In Matthew 26-27, Jesus felt negative emotions but was sinless in His expression of them. He also didn’t fake fine—either to Himself or to His close friends. But what Jesus did with His negative emotions is instructive for us—He went to God with His feelings and yielded Himself to the Father’s will.
“And going a little farther he fell on his face and prayed, saying, ‘My Father, if it be possible, let this cup pass from me; nevertheless, not as I will, but as you will.’”
“Again, for the second time, he went away and prayed, ‘My Father, if this cannot pass unless I drink it, your will be done.’”
Like Jesus, we can tell God that our circumstances aren’t our preference or desire as well as ask Him to change our situation. Whether it be our health, job situation, childlessness, singleness, or any other conditions, we can bring our requests to God, and we can be honest with Him about how we feel. (He already knows anyway, so we may as well acknowledge it to Him.)
We can lament the brokenness we experience in ourselves, our relationships, and our world. But in the midst of doing this, is there a sense of yielding to the Lord? In doing so, I’m acknowledging that I don’t know what God knows. I don’t know the purpose or the why. I don’t know the future. I don’t know the domino effects of decisions and circumstances. My understanding is limited; His isn’t.
I’m writing this in a week filled with grief and death. Hospice being called. Death of a friend’s dad. A young life cut short by cancer. Cancer aggressively ravaging the body of another dear one.
While there’s certainly hope, comfort, and peace because of Christ, this is a week of feeling helpless while watching loved ones suffer and feeling loss when they pass. But having peace and joy as a Christian doesn’t mean I must paste a fake smile on my face and pretend not to feel sad about cancer, COVID, and death.

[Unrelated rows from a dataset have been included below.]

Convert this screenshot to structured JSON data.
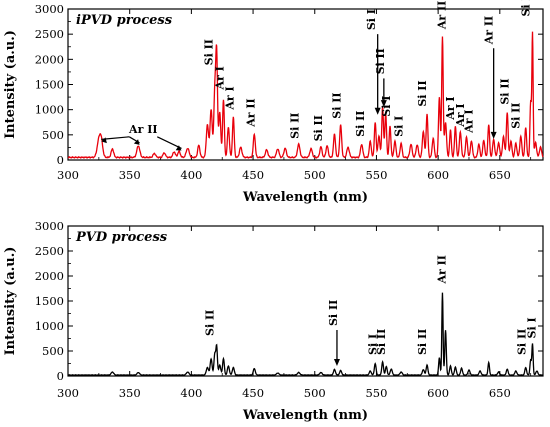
{
  "chart_data": [
    {
      "type": "line",
      "title": "iPVD process",
      "xlabel": "Wavelength (nm)",
      "ylabel": "Intensity (a.u.)",
      "xlim": [
        300,
        685
      ],
      "ylim": [
        0,
        3000
      ],
      "x_ticks": [
        "300",
        "350",
        "400",
        "450",
        "500",
        "550",
        "600",
        "650"
      ],
      "y_ticks": [
        "0",
        "500",
        "1000",
        "1500",
        "2000",
        "2500",
        "3000"
      ],
      "color": "#e8000b",
      "baseline": 40,
      "peaks": [
        {
          "x": 325,
          "y": 330,
          "w": 1.4
        },
        {
          "x": 327,
          "y": 300,
          "w": 1.2
        },
        {
          "x": 336,
          "y": 170,
          "w": 1.0
        },
        {
          "x": 357,
          "y": 230,
          "w": 1.2
        },
        {
          "x": 370,
          "y": 80,
          "w": 1.0
        },
        {
          "x": 378,
          "y": 90,
          "w": 1.0
        },
        {
          "x": 386,
          "y": 110,
          "w": 1.0
        },
        {
          "x": 390,
          "y": 120,
          "w": 1.0
        },
        {
          "x": 397,
          "y": 180,
          "w": 1.2
        },
        {
          "x": 406,
          "y": 240,
          "w": 0.9
        },
        {
          "x": 413,
          "y": 650,
          "w": 0.9
        },
        {
          "x": 416,
          "y": 950,
          "w": 0.9
        },
        {
          "x": 419,
          "y": 1300,
          "w": 0.8
        },
        {
          "x": 420.5,
          "y": 1980,
          "w": 0.7
        },
        {
          "x": 423,
          "y": 900,
          "w": 0.8
        },
        {
          "x": 426,
          "y": 1150,
          "w": 0.7
        },
        {
          "x": 430,
          "y": 600,
          "w": 0.8
        },
        {
          "x": 434,
          "y": 800,
          "w": 0.7
        },
        {
          "x": 440,
          "y": 200,
          "w": 1.0
        },
        {
          "x": 451,
          "y": 460,
          "w": 0.8
        },
        {
          "x": 461,
          "y": 150,
          "w": 1.0
        },
        {
          "x": 470,
          "y": 170,
          "w": 1.0
        },
        {
          "x": 476,
          "y": 180,
          "w": 1.0
        },
        {
          "x": 487,
          "y": 260,
          "w": 1.0
        },
        {
          "x": 497,
          "y": 170,
          "w": 1.0
        },
        {
          "x": 505,
          "y": 210,
          "w": 0.9
        },
        {
          "x": 510,
          "y": 230,
          "w": 0.9
        },
        {
          "x": 516,
          "y": 460,
          "w": 0.8
        },
        {
          "x": 521,
          "y": 640,
          "w": 0.8
        },
        {
          "x": 527,
          "y": 200,
          "w": 1.0
        },
        {
          "x": 538,
          "y": 260,
          "w": 0.9
        },
        {
          "x": 545,
          "y": 320,
          "w": 0.8
        },
        {
          "x": 549,
          "y": 700,
          "w": 0.7
        },
        {
          "x": 552,
          "y": 420,
          "w": 0.8
        },
        {
          "x": 555,
          "y": 1000,
          "w": 0.7
        },
        {
          "x": 557.5,
          "y": 860,
          "w": 0.7
        },
        {
          "x": 561,
          "y": 620,
          "w": 0.7
        },
        {
          "x": 565,
          "y": 320,
          "w": 0.8
        },
        {
          "x": 570,
          "y": 280,
          "w": 0.8
        },
        {
          "x": 578,
          "y": 260,
          "w": 0.9
        },
        {
          "x": 583,
          "y": 250,
          "w": 0.9
        },
        {
          "x": 588,
          "y": 520,
          "w": 0.8
        },
        {
          "x": 591,
          "y": 860,
          "w": 0.7
        },
        {
          "x": 596,
          "y": 380,
          "w": 0.8
        },
        {
          "x": 601,
          "y": 1200,
          "w": 0.7
        },
        {
          "x": 603.5,
          "y": 2400,
          "w": 0.6
        },
        {
          "x": 606,
          "y": 700,
          "w": 0.8
        },
        {
          "x": 610,
          "y": 540,
          "w": 0.7
        },
        {
          "x": 614,
          "y": 620,
          "w": 0.7
        },
        {
          "x": 618,
          "y": 500,
          "w": 0.8
        },
        {
          "x": 623,
          "y": 400,
          "w": 0.8
        },
        {
          "x": 627,
          "y": 330,
          "w": 0.8
        },
        {
          "x": 633,
          "y": 260,
          "w": 0.8
        },
        {
          "x": 637,
          "y": 340,
          "w": 0.8
        },
        {
          "x": 641,
          "y": 650,
          "w": 0.7
        },
        {
          "x": 645,
          "y": 360,
          "w": 0.8
        },
        {
          "x": 649,
          "y": 280,
          "w": 0.9
        },
        {
          "x": 653,
          "y": 420,
          "w": 0.8
        },
        {
          "x": 656,
          "y": 900,
          "w": 0.7
        },
        {
          "x": 659,
          "y": 320,
          "w": 0.8
        },
        {
          "x": 663,
          "y": 280,
          "w": 0.8
        },
        {
          "x": 667,
          "y": 420,
          "w": 0.8
        },
        {
          "x": 671,
          "y": 600,
          "w": 0.7
        },
        {
          "x": 675,
          "y": 1100,
          "w": 0.6
        },
        {
          "x": 676.5,
          "y": 2450,
          "w": 0.5
        },
        {
          "x": 679,
          "y": 300,
          "w": 0.8
        },
        {
          "x": 683,
          "y": 200,
          "w": 0.9
        }
      ],
      "annotations": [
        {
          "text": "Si II",
          "x": 417,
          "y": 1880,
          "rot": true,
          "arrow": false
        },
        {
          "text": "Ar I",
          "x": 426,
          "y": 1400,
          "rot": true,
          "arrow": false
        },
        {
          "text": "Ar I",
          "x": 434,
          "y": 1000,
          "rot": true,
          "arrow": false
        },
        {
          "text": "Ar II",
          "x": 451,
          "y": 660,
          "rot": true,
          "arrow": false
        },
        {
          "text": "Si II",
          "x": 487,
          "y": 420,
          "rot": true,
          "arrow": false
        },
        {
          "text": "Si II",
          "x": 506,
          "y": 370,
          "rot": true,
          "arrow": false
        },
        {
          "text": "Si II",
          "x": 521,
          "y": 820,
          "rot": true,
          "arrow": false
        },
        {
          "text": "Si II",
          "x": 540,
          "y": 460,
          "rot": true,
          "arrow": false
        },
        {
          "text": "Si I",
          "x": 549,
          "y": 2580,
          "rot": true,
          "arrow": true,
          "ax": 551,
          "ay": 900
        },
        {
          "text": "Si II",
          "x": 556,
          "y": 1700,
          "rot": true,
          "arrow": true,
          "ax": 556,
          "ay": 1050
        },
        {
          "text": "Si I",
          "x": 561,
          "y": 860,
          "rot": true,
          "arrow": false
        },
        {
          "text": "Si I",
          "x": 571,
          "y": 460,
          "rot": true,
          "arrow": false
        },
        {
          "text": "Si II",
          "x": 590,
          "y": 1060,
          "rot": true,
          "arrow": false
        },
        {
          "text": "Ar II",
          "x": 606,
          "y": 2600,
          "rot": true,
          "arrow": false
        },
        {
          "text": "Ar I",
          "x": 613,
          "y": 800,
          "rot": true,
          "arrow": false
        },
        {
          "text": "Ar I",
          "x": 621,
          "y": 660,
          "rot": true,
          "arrow": false
        },
        {
          "text": "Ar I",
          "x": 628,
          "y": 540,
          "rot": true,
          "arrow": false
        },
        {
          "text": "Ar II",
          "x": 644,
          "y": 2300,
          "rot": true,
          "arrow": true,
          "ax": 645,
          "ay": 420
        },
        {
          "text": "Si II",
          "x": 657,
          "y": 1100,
          "rot": true,
          "arrow": false
        },
        {
          "text": "Si II",
          "x": 666,
          "y": 620,
          "rot": true,
          "arrow": false
        },
        {
          "text": "Si I",
          "x": 674,
          "y": 2850,
          "rot": true,
          "arrow": false
        }
      ],
      "group_label": {
        "text": "Ar II",
        "x": 361,
        "y": 540,
        "arrows": [
          {
            "ax": 327,
            "ay": 330
          },
          {
            "ax": 358,
            "ay": 260
          },
          {
            "ax": 392,
            "ay": 150
          }
        ]
      }
    },
    {
      "type": "line",
      "title": "PVD process",
      "xlabel": "Wavelength (nm)",
      "ylabel": "Intensity (a.u.)",
      "xlim": [
        300,
        685
      ],
      "ylim": [
        0,
        3000
      ],
      "x_ticks": [
        "300",
        "350",
        "400",
        "450",
        "500",
        "550",
        "600",
        "650"
      ],
      "y_ticks": [
        "0",
        "500",
        "1000",
        "1500",
        "2000",
        "2500",
        "3000"
      ],
      "color": "#000000",
      "baseline": 15,
      "peaks": [
        {
          "x": 336,
          "y": 60,
          "w": 1.0
        },
        {
          "x": 357,
          "y": 50,
          "w": 1.0
        },
        {
          "x": 397,
          "y": 60,
          "w": 1.0
        },
        {
          "x": 413,
          "y": 150,
          "w": 0.9
        },
        {
          "x": 416,
          "y": 320,
          "w": 0.8
        },
        {
          "x": 419,
          "y": 420,
          "w": 0.7
        },
        {
          "x": 420.5,
          "y": 560,
          "w": 0.6
        },
        {
          "x": 423,
          "y": 200,
          "w": 0.8
        },
        {
          "x": 426,
          "y": 330,
          "w": 0.7
        },
        {
          "x": 430,
          "y": 180,
          "w": 0.8
        },
        {
          "x": 434,
          "y": 150,
          "w": 0.8
        },
        {
          "x": 451,
          "y": 130,
          "w": 0.8
        },
        {
          "x": 470,
          "y": 40,
          "w": 1.0
        },
        {
          "x": 487,
          "y": 50,
          "w": 1.0
        },
        {
          "x": 505,
          "y": 50,
          "w": 1.0
        },
        {
          "x": 516,
          "y": 110,
          "w": 0.8
        },
        {
          "x": 521,
          "y": 90,
          "w": 0.8
        },
        {
          "x": 545,
          "y": 80,
          "w": 0.8
        },
        {
          "x": 549,
          "y": 230,
          "w": 0.7
        },
        {
          "x": 555,
          "y": 260,
          "w": 0.7
        },
        {
          "x": 558,
          "y": 170,
          "w": 0.7
        },
        {
          "x": 562,
          "y": 120,
          "w": 0.8
        },
        {
          "x": 570,
          "y": 60,
          "w": 0.9
        },
        {
          "x": 588,
          "y": 110,
          "w": 0.8
        },
        {
          "x": 591,
          "y": 200,
          "w": 0.7
        },
        {
          "x": 601,
          "y": 350,
          "w": 0.6
        },
        {
          "x": 603.5,
          "y": 1650,
          "w": 0.5
        },
        {
          "x": 606,
          "y": 900,
          "w": 0.6
        },
        {
          "x": 610,
          "y": 180,
          "w": 0.7
        },
        {
          "x": 614,
          "y": 160,
          "w": 0.7
        },
        {
          "x": 619,
          "y": 140,
          "w": 0.7
        },
        {
          "x": 625,
          "y": 100,
          "w": 0.8
        },
        {
          "x": 634,
          "y": 80,
          "w": 0.8
        },
        {
          "x": 641,
          "y": 250,
          "w": 0.6
        },
        {
          "x": 649,
          "y": 60,
          "w": 0.8
        },
        {
          "x": 656,
          "y": 120,
          "w": 0.7
        },
        {
          "x": 663,
          "y": 80,
          "w": 0.8
        },
        {
          "x": 671,
          "y": 150,
          "w": 0.7
        },
        {
          "x": 675,
          "y": 300,
          "w": 0.6
        },
        {
          "x": 676.5,
          "y": 620,
          "w": 0.5
        },
        {
          "x": 680,
          "y": 80,
          "w": 0.8
        }
      ],
      "annotations": [
        {
          "text": "Si II",
          "x": 418,
          "y": 800,
          "rot": true,
          "arrow": false
        },
        {
          "text": "Si II",
          "x": 518,
          "y": 1000,
          "rot": true,
          "arrow": true,
          "ax": 518,
          "ay": 200
        },
        {
          "text": "Si I",
          "x": 550,
          "y": 420,
          "rot": true,
          "arrow": false
        },
        {
          "text": "Si II",
          "x": 557,
          "y": 420,
          "rot": true,
          "arrow": false
        },
        {
          "text": "Si II",
          "x": 590,
          "y": 420,
          "rot": true,
          "arrow": false
        },
        {
          "text": "Ar II",
          "x": 606,
          "y": 1850,
          "rot": true,
          "arrow": false
        },
        {
          "text": "Si II",
          "x": 671,
          "y": 420,
          "rot": true,
          "arrow": false
        },
        {
          "text": "Si I",
          "x": 679,
          "y": 750,
          "rot": true,
          "arrow": false
        }
      ]
    }
  ]
}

Just because God uses our suffering doesn’t mean it’s part of His good design. And just because He allows suffering doesn’t mean He enjoys seeing His creation hurt. He didn’t relish watching His Son die on the cross. Neither does He take delight in our pain.
When we suffer, we should be careful not to allow our circumstances to interpret God but to let God’s Word guide us in interpreting our circumstances. Remembering truth about God and the gospel is part of what it looks like to pivot toward Him in our pain. Trusting in Him doesn’t mean we have to pretend everything is hunky-dory, for we can feel sad, have questions, and even wrestle with doubt and still be trusting in Him. Ultimately, we express our trust and hope when we turn to Him with our emotions and cares, believing Scripture when it says we can cast all our anxieties on God “because he cares for you” (1 Pet. 5:7).